WellCare, Tampa, FL June 2017 – November 2020
Data Engineer
Responsibilities:
Gathered business requirements, definition and design of data sourcing, worked with the data warehouse architect on the development of logical data models.
Automated Diagnosis of Blood Loss during Emergencies and developed Machine Learning algorithm to diagnose blood loss.
Extensively used Agile methodology as the Organization Standard to implement the data Models. Used Micro service architecture with Spring Boot based services interacting through a combination of REST and Apache Kafka message brokers.
Created several types of data visualizations using Python and Tableau. Extracted Mega Data from AWS using SQL Queries to create reports.
Converted SAS code to python/spark-based jobs in cloud dataproc/big query in GCP.
Used cloud shell SDK in GCP to configure the services Data Proc, Storage, BigQuery
Involved in creating teh front-end for ETL validation tool by Django framework.
Performed reverse engineering using Erwin to redefine entities, attributes, and relationships existing database.
Administer Alteryx Gallery Platforms & Data Connections
Alteryx Systems Settings, ODBC & DSN connections to different data sources
Developed predictive models using Decision Tree, Random Forest, and Naïve Bayes.
Involved in creating ETL validation script in Python.
Vast experience in identifying production bugs in the data using stack driver logs in GCP.
Experience in GCP Dataproc, GCS, Cloud functions, Cloud SQL & BigQuery.
Research on Reinforcement Learning and control (TensorFlow, Torch), and machine learning model (Scikit-learn).
Performed K-means clustering, Regression and Decision Trees in R. Worked on data cleaning and reshaping, generated segmented subsets using NumPy and Pandas in Python.
Implemented various statistical techniques to manipulate the data like missing data imputation, principal component analysis and sampling.
Responsible for design and development of Python programs/scripts to prepare transform and harmonize data sets in preparation for modeling.
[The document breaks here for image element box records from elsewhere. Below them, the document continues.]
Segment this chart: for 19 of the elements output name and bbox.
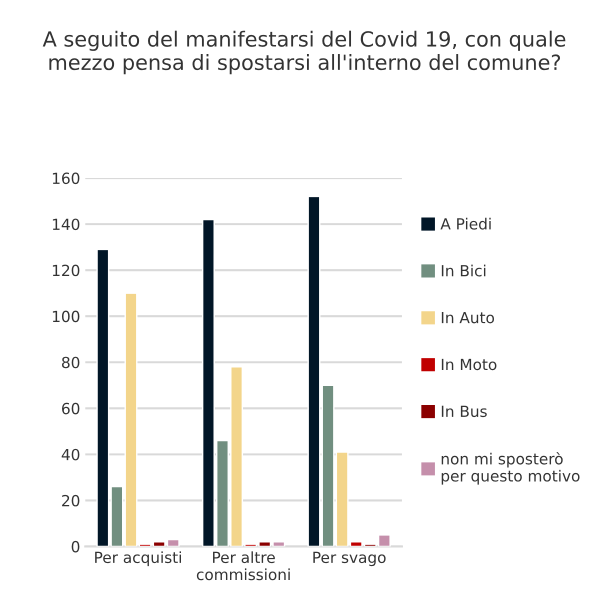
y-tick-label: 20 (62, 494, 80, 506)
x-tick-label: Per svago (313, 552, 386, 566)
legend-label: In Moto (442, 358, 496, 370)
legend-label: In Auto (442, 312, 494, 324)
x-tick-label: Per altre commissioni (196, 551, 290, 580)
y-tick-label: 120 (52, 264, 80, 276)
y-tick-label: 80 (62, 356, 80, 368)
legend-label: A Piedi (440, 218, 491, 230)
legend-label: In Bici (442, 264, 486, 276)
y-tick-label: 60 (62, 402, 80, 414)
y-tick-label: 140 (52, 218, 80, 230)
y-tick-label: 160 (52, 172, 80, 184)
x-tick-label: Per acquisti (95, 551, 181, 566)
y-tick-label: 40 (62, 448, 80, 460)
legend-label: non mi sposterò per questo motivo (442, 452, 580, 485)
y-tick-label: 100 (52, 310, 80, 322)
legend-label: In Bus (442, 406, 487, 418)
chart-title: A seguito del manifestarsi del Covid 19, con quale mezzo pensa di spostarsi all'interno del comune? (42, 30, 566, 74)
y-tick-label: 0 (72, 540, 80, 552)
Mayo Clinic, Rochester, NY April 2015 - May 2017
Java Developer
Developed front-end screens using JSP, HTML, CSS, JavaScript, JSON.
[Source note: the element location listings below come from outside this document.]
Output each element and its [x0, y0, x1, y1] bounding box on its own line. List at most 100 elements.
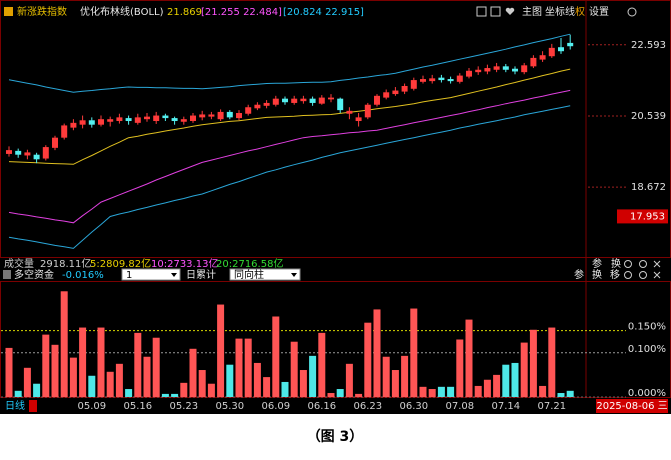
volume-option-icon[interactable]	[624, 260, 632, 268]
bar	[511, 362, 519, 397]
option-icon[interactable]	[627, 7, 637, 17]
candle-body	[180, 119, 187, 122]
period-arrow[interactable]	[171, 273, 177, 277]
candle-body	[512, 68, 518, 72]
candle-body	[171, 118, 178, 122]
bar	[33, 383, 41, 397]
bar	[318, 332, 326, 397]
bar	[382, 356, 390, 397]
candle-body	[300, 98, 307, 102]
candle-body	[558, 47, 564, 52]
bar	[437, 386, 445, 397]
candle-body	[272, 98, 279, 105]
fund-move-button[interactable]: 移	[610, 268, 620, 281]
candle-body	[134, 117, 141, 123]
candle-body	[567, 42, 574, 47]
bar	[456, 339, 464, 397]
rights-button[interactable]: 权	[575, 5, 585, 18]
index-name: 新涨跌指数	[17, 5, 67, 18]
bar	[447, 386, 455, 397]
bar	[189, 348, 197, 397]
bar	[502, 364, 510, 397]
volume-label: 成交量	[4, 257, 34, 270]
period-select[interactable]	[121, 268, 181, 281]
candle-body	[392, 90, 399, 95]
volume-param-button[interactable]: 参	[592, 257, 602, 270]
candle-body	[254, 104, 261, 109]
zoom-out-icon[interactable]	[490, 6, 501, 17]
period-value[interactable]: 1	[126, 270, 132, 281]
bar	[355, 393, 363, 397]
candle-body	[383, 92, 390, 98]
candle-body	[98, 119, 104, 125]
bar	[217, 304, 225, 397]
x-tick-label: 06.30	[399, 401, 428, 412]
volume-close-icon[interactable]	[653, 260, 661, 268]
style-arrow[interactable]	[291, 273, 297, 277]
candle-body	[429, 78, 436, 82]
candle-body	[318, 97, 325, 104]
candle-body	[226, 111, 233, 118]
fund-param-button[interactable]: 参	[574, 268, 584, 281]
bar	[566, 390, 574, 397]
bar	[493, 374, 501, 397]
volume-total: 2918.11亿	[40, 257, 91, 270]
bar	[391, 370, 399, 397]
x-tick-label: 06.23	[353, 401, 382, 412]
fund-fav-icon[interactable]	[639, 271, 647, 279]
bar	[428, 389, 436, 397]
candle-body	[530, 57, 537, 67]
bar	[272, 316, 280, 397]
candle-body	[374, 95, 380, 105]
current-date: 2025-08-06 三	[596, 401, 667, 412]
candle-body	[410, 80, 417, 89]
candle-body	[484, 68, 491, 72]
candle-body	[521, 65, 528, 73]
x-tick-label: 07.21	[537, 401, 566, 412]
x-tick-label: 06.16	[307, 401, 336, 412]
favorite-icon[interactable]	[505, 7, 515, 15]
main-button[interactable]: 主图	[522, 6, 542, 18]
candle-body	[245, 107, 252, 114]
bar	[60, 291, 68, 397]
y-tick-label: 22.593	[631, 40, 666, 51]
candle-body	[79, 120, 86, 125]
candle-body	[107, 119, 114, 122]
candle-body	[328, 97, 334, 100]
fund-close-icon[interactable]	[653, 271, 661, 279]
help-icon[interactable]	[3, 270, 11, 279]
bar	[106, 371, 114, 397]
period-tab[interactable]: 日线	[5, 399, 25, 412]
candle-body	[116, 117, 123, 122]
settings-button[interactable]: 设置	[589, 6, 609, 18]
bar	[474, 385, 482, 397]
style-select[interactable]	[229, 268, 301, 281]
volume-switch-button[interactable]: 换	[611, 257, 621, 270]
fund-label: 多空资金	[14, 268, 54, 281]
fund-option-icon[interactable]	[624, 271, 632, 279]
x-tick-label: 05.09	[77, 401, 106, 412]
volume-fav-icon[interactable]	[639, 260, 647, 268]
period-marker	[29, 400, 37, 412]
style-value[interactable]: 同向柱	[234, 268, 264, 281]
candle-body	[263, 102, 270, 106]
candle-body	[61, 125, 68, 138]
y-tick-label: 20.539	[631, 111, 666, 122]
zoom-in-icon[interactable]	[476, 6, 487, 17]
bar	[345, 363, 353, 397]
candle-body	[548, 47, 555, 57]
candle-body	[24, 152, 31, 156]
candle-body	[42, 147, 49, 159]
terminal-bg	[0, 0, 671, 414]
candle-body	[493, 66, 500, 70]
axis-button[interactable]: 坐标线	[545, 5, 575, 18]
bar	[290, 341, 298, 397]
fund-switch-button[interactable]: 换	[592, 268, 602, 281]
bar	[309, 355, 317, 397]
bar	[161, 393, 169, 397]
bar	[235, 338, 243, 397]
candle-body	[539, 55, 546, 60]
candle-body	[190, 115, 196, 122]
Developed SCM by using the JSP/HTML like one form for each functionality user interface, standard validations using the JavaScript, Servlets used as the controllers for the business logic and business logic using JDBC, XML parsing techniques etc. using MVC.
Developed Single Sign On (SSO) functionality, through which we can run SCM from Oracle Applications.
Developed Server-Side components for the business services for creating Items, BOM, Sourcing Rules, and substitute.
Involved in developing the Routings and configured Routing Program as scheduled the concurrent request.
Involved in raising the Notifications to Oracle Users through Mailing Concept for intimating to start the next process using workflow.
Used Cloud shell SDK in GCP to configure the services Data Proc, Storage, BigQuery.
Overseeing teh migration of teh database from staging area to Data warehouse usingETL tool (Informatica).
Extensively worked on creating the setups for Organizations, Templates, Concurrent Requests, Cross Reference Types, User Creations, assigning responsibilities, creating value sets, Descriptive Flex Fields etc., in Oracle Applications.
Used CVS as version control system.
Moved Data between bigquery and Azure Data Warehouse using ADF and created Cubes on AAS with lots of complex DAX language for memory optimization for reporting.